According to the BC course catalog, the Harlem Renaissance class will introduce students “to writers of the historic black culture movement known as the Harlem Renaissance. From W.E.B. DuBois and Langston Hughes to Zora Neale Hurston and Richard Wright, students explore the origins, themes, controversies and legacies of a literary and arts group known for its progressive thinking.” It is offered this upcoming quarter together with English 101 on Monday through Thursday from 11:30 a.m. to 1:20 p.m. It is also offered in combination with English 271 or 272 on the same schedule.
The Myth, Folktale and Legend class will examine “traditional stories from different cultures.
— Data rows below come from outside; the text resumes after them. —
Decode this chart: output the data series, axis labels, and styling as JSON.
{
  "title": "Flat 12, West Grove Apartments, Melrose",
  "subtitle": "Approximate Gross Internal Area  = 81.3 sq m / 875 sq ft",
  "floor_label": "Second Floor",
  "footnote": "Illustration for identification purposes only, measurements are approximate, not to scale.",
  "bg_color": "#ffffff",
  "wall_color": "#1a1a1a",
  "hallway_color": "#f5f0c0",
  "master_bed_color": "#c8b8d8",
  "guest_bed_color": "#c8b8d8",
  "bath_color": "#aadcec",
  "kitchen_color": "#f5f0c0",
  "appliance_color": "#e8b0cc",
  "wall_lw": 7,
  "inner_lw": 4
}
Students discuss common motifs and styles, relationships between cultural perspectives, and theories concerning origins and significance,” according to the catalogue. The BC website states that this class “explores the folklore, legends, and myths of the Americas. Examines how cultures have visually expressed these tales through art. Looks at the work of contemporary muralists and their artistic expression of these myths.” The combined English 101 and English 215 class will be offered Monday through Thursday from 12:30 to 2:40 p.m.
The instructor for the Myth, Folktale and Legend Fernando Perez, said, “This is my first time teaching a linked class and so I cannot speak with authority about the work load. We are going to be looking at mythological stories told by people of the Americas and we going to be writing about and deconstructing their meanings. We will also be looking at the work of contemporary muralists as a form of expressing some of these mythologies. We will be using a visual analysis to deconstruct the murals.”
Linked classes provide five credits per course, which equate to 10 credits for the quarter. Scott Bessho, assistant dean of Arts and Humanities, said that “we have had linked literature courses for a long time, more than a decade, but these particular classes are recent additions to the catalog.”